Genre: Contemporary Realistic Fiction

Grade Level: PreK-4

Readers who will like this: Readers who are children of single parents; readers who are interested in family dynamics; readers who enjoy stories with messages of acceptance.

Rating/Response: 4.5; There are so many positive aspects of this book. Lily is a relatable and believable character, and her relationship with her mother is both loving and conflicted. Lily’s fears are expressed and resolved respectfully. The families portrayed at Family Fun Night include other single mothers, single fathers, children with stepparents, children who have been adopted, and children who live with grandparents, hitting a wide variety of family structures. The closing message is lovely and heartfelt. The only thing I would change about this book would be to correct the glaring omission of a family with LGBT parents.

One question you would ask before a read aloud: No two families are exactly the same. What do you think makes a family a family?

Reading Strategy: Quickwrites (Yopp & Yopp, p. 51-52)

In a quickwrite, students are given a prompt before a read aloud or lecture, and asked two write their response to the prompt in a journal or on a piece of paper. This introduces students to the topic about to be discussed. It can also serve as a form of pre- or formative assessment for the teacher. A quickwrite would work well for Love is a Family, as the students could record their definitions about what makes a family prior to and after reading or being read the text. This could help students identify ways in which they did or didn’t change.


The Egyptian Cinderella

Title: The Egyptian Cinderella by Shirley Climo

Bibliography: Climo, S. (1989) The Egyptian Cinderella. New York, New York: Harper Collins Publishers.
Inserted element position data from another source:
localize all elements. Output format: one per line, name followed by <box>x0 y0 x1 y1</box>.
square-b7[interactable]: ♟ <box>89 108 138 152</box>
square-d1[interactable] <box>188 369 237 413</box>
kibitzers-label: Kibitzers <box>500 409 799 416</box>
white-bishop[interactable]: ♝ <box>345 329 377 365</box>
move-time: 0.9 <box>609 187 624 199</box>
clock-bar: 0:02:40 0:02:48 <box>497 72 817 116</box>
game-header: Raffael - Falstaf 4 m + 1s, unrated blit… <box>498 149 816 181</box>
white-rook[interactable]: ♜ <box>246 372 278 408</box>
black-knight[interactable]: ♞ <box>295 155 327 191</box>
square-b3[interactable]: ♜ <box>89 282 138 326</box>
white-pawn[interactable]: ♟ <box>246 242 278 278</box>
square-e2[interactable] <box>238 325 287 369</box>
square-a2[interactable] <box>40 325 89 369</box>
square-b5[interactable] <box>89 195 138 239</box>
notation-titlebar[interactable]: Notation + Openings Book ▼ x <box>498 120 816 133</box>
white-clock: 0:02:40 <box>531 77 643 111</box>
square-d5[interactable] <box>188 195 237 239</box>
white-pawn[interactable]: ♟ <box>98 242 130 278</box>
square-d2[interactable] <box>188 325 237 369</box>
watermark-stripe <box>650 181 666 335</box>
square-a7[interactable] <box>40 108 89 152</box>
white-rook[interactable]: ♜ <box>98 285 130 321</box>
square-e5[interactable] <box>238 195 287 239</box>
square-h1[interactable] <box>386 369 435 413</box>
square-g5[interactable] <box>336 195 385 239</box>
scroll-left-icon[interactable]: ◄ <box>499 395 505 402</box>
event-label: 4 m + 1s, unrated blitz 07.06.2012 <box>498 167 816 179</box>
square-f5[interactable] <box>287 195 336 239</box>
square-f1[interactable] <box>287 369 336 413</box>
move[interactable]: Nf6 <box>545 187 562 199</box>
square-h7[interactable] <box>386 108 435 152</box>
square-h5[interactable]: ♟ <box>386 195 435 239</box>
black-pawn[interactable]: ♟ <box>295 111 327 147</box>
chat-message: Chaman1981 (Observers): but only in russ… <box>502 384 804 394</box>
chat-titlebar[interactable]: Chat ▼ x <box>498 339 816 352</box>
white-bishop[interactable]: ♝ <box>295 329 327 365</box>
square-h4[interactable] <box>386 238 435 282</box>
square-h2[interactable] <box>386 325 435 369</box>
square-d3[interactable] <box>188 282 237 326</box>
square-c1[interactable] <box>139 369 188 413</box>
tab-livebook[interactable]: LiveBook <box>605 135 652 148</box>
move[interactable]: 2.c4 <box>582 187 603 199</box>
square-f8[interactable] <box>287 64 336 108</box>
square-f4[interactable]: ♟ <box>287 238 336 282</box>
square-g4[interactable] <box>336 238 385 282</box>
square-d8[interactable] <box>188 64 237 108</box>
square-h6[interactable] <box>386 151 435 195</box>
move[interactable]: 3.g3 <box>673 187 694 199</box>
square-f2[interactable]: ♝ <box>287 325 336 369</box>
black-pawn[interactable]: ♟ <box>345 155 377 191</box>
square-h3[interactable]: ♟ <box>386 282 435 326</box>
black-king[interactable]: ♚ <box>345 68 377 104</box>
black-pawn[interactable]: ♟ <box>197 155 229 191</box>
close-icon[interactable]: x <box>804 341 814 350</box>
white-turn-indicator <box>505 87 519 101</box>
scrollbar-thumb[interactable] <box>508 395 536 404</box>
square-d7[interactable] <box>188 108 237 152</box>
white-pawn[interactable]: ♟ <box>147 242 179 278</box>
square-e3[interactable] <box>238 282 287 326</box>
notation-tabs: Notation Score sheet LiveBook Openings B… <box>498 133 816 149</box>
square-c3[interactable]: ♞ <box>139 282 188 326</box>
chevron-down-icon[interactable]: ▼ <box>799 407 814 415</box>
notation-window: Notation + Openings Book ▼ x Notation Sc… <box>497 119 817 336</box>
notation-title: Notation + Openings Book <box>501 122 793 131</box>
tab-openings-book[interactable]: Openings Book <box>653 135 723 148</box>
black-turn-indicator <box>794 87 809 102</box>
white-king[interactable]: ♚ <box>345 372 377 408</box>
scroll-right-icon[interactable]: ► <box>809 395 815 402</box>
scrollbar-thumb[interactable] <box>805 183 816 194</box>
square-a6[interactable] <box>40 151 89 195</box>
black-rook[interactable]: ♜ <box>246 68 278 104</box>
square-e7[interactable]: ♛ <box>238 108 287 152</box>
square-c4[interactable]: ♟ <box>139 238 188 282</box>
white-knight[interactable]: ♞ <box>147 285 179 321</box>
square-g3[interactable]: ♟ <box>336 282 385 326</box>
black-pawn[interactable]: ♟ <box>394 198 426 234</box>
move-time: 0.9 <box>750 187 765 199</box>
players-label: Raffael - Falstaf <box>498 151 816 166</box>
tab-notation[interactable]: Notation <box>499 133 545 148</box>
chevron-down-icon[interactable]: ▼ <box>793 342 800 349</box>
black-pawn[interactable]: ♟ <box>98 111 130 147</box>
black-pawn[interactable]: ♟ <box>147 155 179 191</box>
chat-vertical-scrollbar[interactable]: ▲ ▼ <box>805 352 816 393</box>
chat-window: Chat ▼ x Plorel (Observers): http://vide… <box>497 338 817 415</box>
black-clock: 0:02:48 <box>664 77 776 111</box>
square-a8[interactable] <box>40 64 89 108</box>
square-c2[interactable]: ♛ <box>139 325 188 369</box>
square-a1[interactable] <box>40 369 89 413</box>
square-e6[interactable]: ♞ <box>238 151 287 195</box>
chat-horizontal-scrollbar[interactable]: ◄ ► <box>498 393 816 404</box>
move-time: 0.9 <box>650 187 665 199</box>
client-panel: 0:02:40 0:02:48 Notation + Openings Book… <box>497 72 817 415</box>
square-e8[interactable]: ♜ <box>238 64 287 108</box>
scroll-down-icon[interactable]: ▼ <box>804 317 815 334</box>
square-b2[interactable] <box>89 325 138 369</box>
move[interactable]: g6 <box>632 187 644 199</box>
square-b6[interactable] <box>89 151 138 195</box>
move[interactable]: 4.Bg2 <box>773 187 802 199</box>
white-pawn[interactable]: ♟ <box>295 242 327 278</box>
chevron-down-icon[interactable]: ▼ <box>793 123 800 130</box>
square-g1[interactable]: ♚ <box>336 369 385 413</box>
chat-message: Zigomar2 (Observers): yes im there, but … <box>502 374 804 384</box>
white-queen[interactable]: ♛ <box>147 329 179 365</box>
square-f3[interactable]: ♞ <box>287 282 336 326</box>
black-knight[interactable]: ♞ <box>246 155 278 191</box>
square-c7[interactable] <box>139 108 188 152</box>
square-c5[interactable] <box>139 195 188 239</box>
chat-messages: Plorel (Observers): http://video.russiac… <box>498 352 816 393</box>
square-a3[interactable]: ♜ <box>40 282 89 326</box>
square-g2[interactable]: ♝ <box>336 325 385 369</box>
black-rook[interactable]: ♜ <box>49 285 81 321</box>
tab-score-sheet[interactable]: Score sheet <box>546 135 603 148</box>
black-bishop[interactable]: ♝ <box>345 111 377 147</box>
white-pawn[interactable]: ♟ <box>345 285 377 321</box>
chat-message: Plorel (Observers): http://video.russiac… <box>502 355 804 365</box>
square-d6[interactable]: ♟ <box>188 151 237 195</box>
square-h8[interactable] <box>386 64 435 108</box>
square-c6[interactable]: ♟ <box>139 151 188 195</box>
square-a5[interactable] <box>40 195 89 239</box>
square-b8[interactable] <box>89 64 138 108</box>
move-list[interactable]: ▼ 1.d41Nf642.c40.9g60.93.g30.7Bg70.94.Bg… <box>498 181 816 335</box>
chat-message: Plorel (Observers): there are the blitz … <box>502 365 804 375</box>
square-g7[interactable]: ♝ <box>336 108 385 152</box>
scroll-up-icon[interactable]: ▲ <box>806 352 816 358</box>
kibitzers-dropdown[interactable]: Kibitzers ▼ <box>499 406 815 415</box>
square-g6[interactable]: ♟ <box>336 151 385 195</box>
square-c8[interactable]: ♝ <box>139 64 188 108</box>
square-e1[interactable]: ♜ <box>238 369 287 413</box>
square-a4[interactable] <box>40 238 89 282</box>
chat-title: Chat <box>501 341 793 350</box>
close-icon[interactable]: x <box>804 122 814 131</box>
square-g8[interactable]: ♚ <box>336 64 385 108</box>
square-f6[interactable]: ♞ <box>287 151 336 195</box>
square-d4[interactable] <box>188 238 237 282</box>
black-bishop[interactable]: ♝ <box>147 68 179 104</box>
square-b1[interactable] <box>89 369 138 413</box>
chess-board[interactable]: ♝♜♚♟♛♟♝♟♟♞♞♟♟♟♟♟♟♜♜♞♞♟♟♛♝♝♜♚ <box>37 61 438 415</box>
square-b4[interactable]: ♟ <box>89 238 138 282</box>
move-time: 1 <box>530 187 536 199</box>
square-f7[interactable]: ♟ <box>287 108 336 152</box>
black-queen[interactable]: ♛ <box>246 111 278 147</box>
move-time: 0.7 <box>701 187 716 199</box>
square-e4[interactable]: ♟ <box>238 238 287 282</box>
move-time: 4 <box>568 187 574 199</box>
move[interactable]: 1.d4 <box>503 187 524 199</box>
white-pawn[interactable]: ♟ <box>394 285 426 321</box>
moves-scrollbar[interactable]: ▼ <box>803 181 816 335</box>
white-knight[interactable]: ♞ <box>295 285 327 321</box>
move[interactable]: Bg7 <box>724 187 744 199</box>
Annotation: As a baby, Rhodopis was stolen from her home in Greece and sold as a slave in Egypt. The servant girls teased her, for she looked very different from them, and she was a slave. One day her master saw her dancing in the garden with her animal friends and declared that she would no longer go barefoot. The servant girls continued to tease her, saying that she could not sail to Memphis to see the Pharaoh because she had chores to do. While washing linens, a falcon, the symbol of the God Horus, grasped one of her slippers and flew away. Meanwhile, in Memphis, the Pharaoh grew bored until the falcon dropped the slipper into his lap. The Pharaoh took this act as a sign from the gods that he should marry the maiden whose feet fit this slipper. The Pharaoh journeyed to distant cities in search of his bride, finally Rhodopis was able to try on the slipper and the Pharaoh declared her the most Egyptian of all for her eyes were as green as the Nile, her hair as feathery as papyrus, and her skin as pink as a lotus flower.

Genre: Folktale

Grade Level: 1-4

Readers who will like this book: Young readers interested in ancient Egyptian culture and how it may influence folktales will love this book! It also teaches the reader the valuable lesson that diversity should be celebrated, not pushed under the rug.

Personal Response and rating: 5; this book, while capturing a fabulous version of Cinderella, also promotes embracing diversity. The Egyptian Cinderella is a symbol of loving yourself for who you are and not changing to fit in.

Question: What might be different about an Egyptian Cinderella, compared to the Cinderella(s) we have discussed before?

Reading Strategy:

a.) Story Board

b.) Storyboards are a sequence of cards on which the illustrations from The Egyptian Cinderella have been attached. Ask the students to create a timeline of events from the illustrations.

c.) Using a storyboard for this book will help the teacher evaluate the comprehension of the students pertaining to the book. If being used in a unit on comparing different versions of Cinderella stories, this would be a great first lesson, a great foundation for scaffolding.